As cyber risk continues to escalate, strategic collaboration between the Chief Information Security Officer (CISO) and Chief Financial Officer (CFO) is becoming more important.
In a recent webinar discussion between Tessian’s CFO, Daniel Kim, Jason Thomas, CIO at Cole, Scott and Kissane and Steve Kinman, CISO at Snyk, we talked about the key elements to addressing cyber risk at a strategic and fundamental level.
What did we uncover? Ultimately, the CISO and CFO roles are changing, and collaboration between these two important stakeholders is essential for businesses to mitigate cyber risk, while also driving business objectives forward. The panel also outlined some of the key principles necessary for enabling a dynamic risk mitigation and business value-led partnership.
1. Focusing on cybersecurity fundamentals
The risk for a cyber breach and the costs associated with breaches are increasing. In fact, the 2022 Cost of a Data Breach Report from IBM revealed that the cost of a data breach now stands at $4.35 million, up 13% from 2020.
According to Jason Thomas, CIO at Cole, Scott and Kissane, security leaders must focus on the security fundamentals as a starting point. This includes understanding your environment i.e. classifying your assets, knowing what you have from a technology and people standpoint, as well as the degree of cyber risk faced by your organization.
2. Quantifying cyber risk
For Daniel Kim, CFO at Tessian, moving away from a binary quantification of cyber risk is the first and important step to addressing increasing cyber risk, so too is appreciating that “the risk is never going to be zero.”
As a next step, he says, it is important that companies also appoint C-suite steering committees that should operate in a similar fashion to disaster risk committees. This would move companies out of a reactive to a proactive position on cyber risk mitigation.
3. Prioritize cybersecurity spending
Prioritizing cybersecurity investments can often face questions of relevance from other business leaders on the value that these investments would add to the company. For Jason it is essential that company leaders ask themselves, “how much is one hour of downtime worth to the company.”
For Steve Kinman, CISO at Snyk, many companies are still struggling to adequately prioritize cybersecurity program development, stating “what I hear a lot from teams is that they’re doing a lot of ad hoc security planning…and there’s no-rollup of that information to the C-suite or board.” Every cybersecurity initiative, he says, must be aligned with the business and its objectives.
4. Cyber risk as a financial risk
On the growing importance of CFO and CISO relationship building, Tessian’s Dan underscores that the growing importance rests on two important aspects, namely the frequency and the impact of risk.
On frequency of risk, it is imperative that leaders understand what risks exist in their environment. This can range from natural, geopolitical, financial and cyber risk. On impact, the increasing costs associated with cybersecurity events, including loss of revenue, downtime, to the loss of data and IP, have rendered cyber risk as a financial risk, says Dan.
Combined with regulatory changes that will result in the C-suite being held personally liable for cyber breaches is essentially elevating the importance of dealing adequately with cybersecurity risk – with Dan adding, “reacting to a breach after the fact is no longer a good business model.”
5. Healthcheck on the CISO and CFO relationship
Synk’s CISO Steve noted that for the majority of organizations a disconnect between the CISO and CFO is apparent, noting many CFOs don’t understand cybersecurity terminology and do not understand the real cyber risk facing their organizations. It’s important to shift the conversation from cyber risk to business risk.
Touching on the evolution of the CISO role, Jason states it is critical that security leaders understand the fundamental financial aspects of the business in order to prioritize investments to address these risks.
6. The importance of ROI
Having measurable return on investment (ROI) from your security tools is non-negotiable for every business. For Jason, this entails conducting routine audits on the security tool efficacy. Not being able to get the data out of the tools and demonstrate what impact they are having leaves you unable to determine whether the tool is performing as expected and is delivering ROI.

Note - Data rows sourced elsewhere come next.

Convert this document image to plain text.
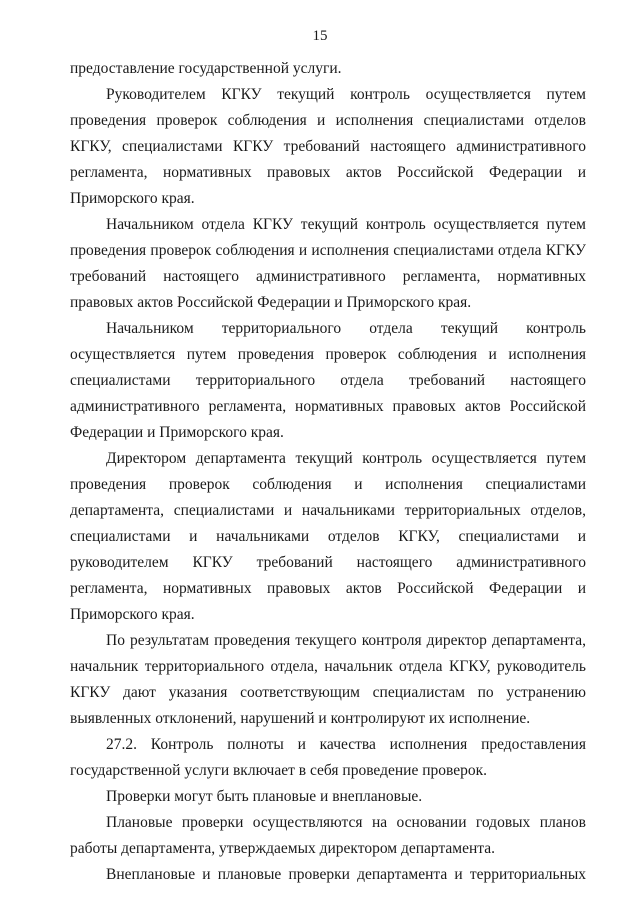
15

предоставление государственной услуги.

Руководителем КГКУ текущий контроль осуществляется путем проведения проверок соблюдения и исполнения специалистами отделов КГКУ, специалистами КГКУ требований настоящего административного регламента, нормативных правовых актов Российской Федерации и Приморского края.

Начальником отдела КГКУ текущий контроль осуществляется путем проведения проверок соблюдения и исполнения специалистами отдела КГКУ требований настоящего административного регламента, нормативных правовых актов Российской Федерации и Приморского края.

Начальником территориального отдела текущий контроль осуществляется путем проведения проверок соблюдения и исполнения специалистами территориального отдела требований настоящего административного регламента, нормативных правовых актов Российской Федерации и Приморского края.

Директором департамента текущий контроль осуществляется путем проведения проверок соблюдения и исполнения специалистами департамента, специалистами и начальниками территориальных отделов, специалистами и начальниками отделов КГКУ, специалистами и руководителем КГКУ требований настоящего административного регламента, нормативных правовых актов Российской Федерации и Приморского края.

По результатам проведения текущего контроля директор департамента, начальник территориального отдела, начальник отдела КГКУ, руководитель КГКУ дают указания соответствующим специалистам по устранению выявленных отклонений, нарушений и контролируют их исполнение.

27.2. Контроль полноты и качества исполнения предоставления государственной услуги включает в себя проведение проверок.

Проверки могут быть плановые и внеплановые.

Плановые проверки осуществляются на основании годовых планов работы департамента, утверждаемых директором департамента.

Внеплановые и плановые проверки департамента и территориальных
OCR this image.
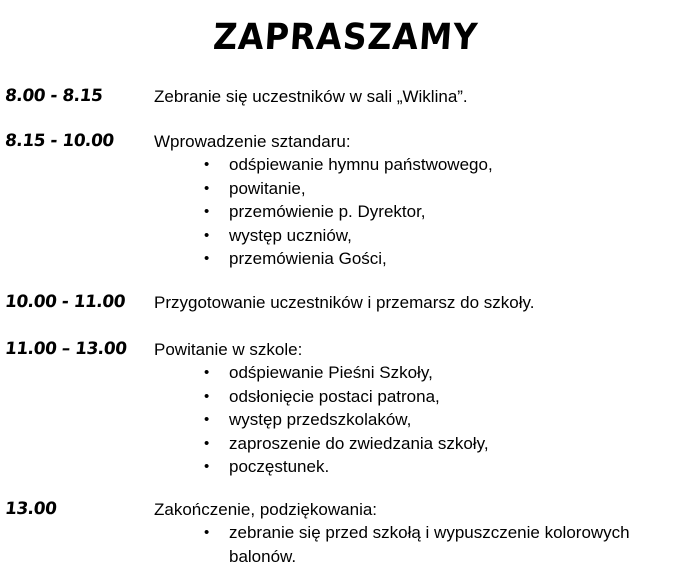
ZAPRASZAMY
8.00 - 8.15	Zebranie się uczestników w sali „Wiklina”.
8.15 - 10.00 Wprowadzenie sztandaru:
• odśpiewanie hymnu państwowego,
• powitanie,
• przemówienie p. Dyrektor,
• występ uczniów,
• przemówienia Gości,
10.00 - 11.00 Przygotowanie uczestników i przemarsz do szkoły.
11.00 – 13.00 Powitanie w szkole:
• odśpiewanie Pieśni Szkoły,
• odsłonięcie postaci patrona,
• występ przedszkolaków,
• zaproszenie do zwiedzania szkoły,
• poczęstunek.
13.00	Zakończenie, podziękowania:
• zebranie się przed szkołą i wypuszczenie kolorowych balonów.
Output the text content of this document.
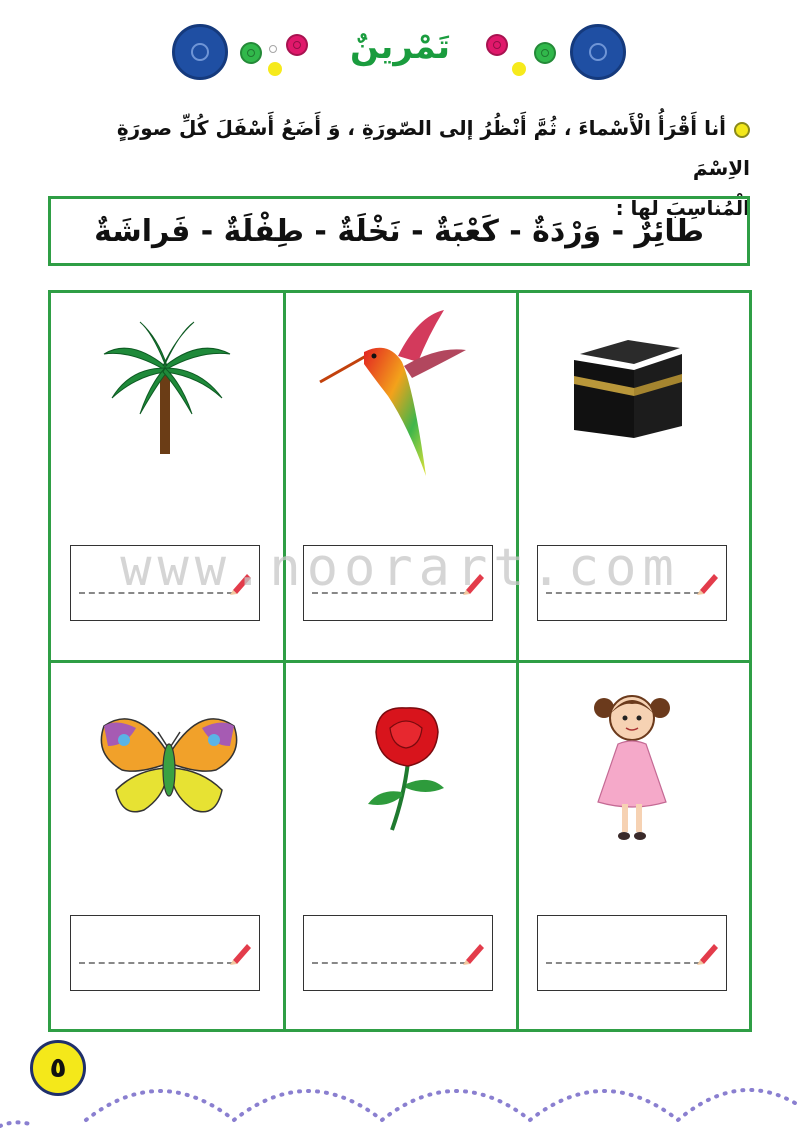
تَمْرينٌ
أنا أَقْرَأُ الْأَسْماءَ ، ثُمَّ أَنْظُرُ إلى الصّورَةِ ، وَ أَضَعُ أَسْفَلَ كُلِّ صورَةٍ الاِسْمَ
الْمُناسِبَ لَها :
طائِرٌ - وَرْدَةٌ - كَعْبَةٌ - نَخْلَةٌ - طِفْلَةٌ - فَراشَةٌ
www.noorart.com
٥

Using a framework that categorizes the investment by the following criteria for Dan is helpful:
investments that generate revenue
investments that cut cost
investments that manage risk
Every business leader – including CISOs – need to be able to translate their area of expertise and programs underway to business outcomes, according to Dan. Learning how to speak the same risk language, being the catalyst for change and making it a collaborative journey is so important to achieving business outcome success.
7. Become an effective C-suite communicator
It’s only once a breach has happened that cybersecurity programs are prioritized. This, according to Steve, is the well-known mantra of “not wasting a breach” to increase the cybersecurity budget.
Although this approach is commonly used in the industry, there is a need for a more proactive approach. Steve cautions, however, that security and risk leaders need to be tactical with their asks for additional cybersecurity investments – you need to have a well developed and well-communicated cybersecurity strategy in place first.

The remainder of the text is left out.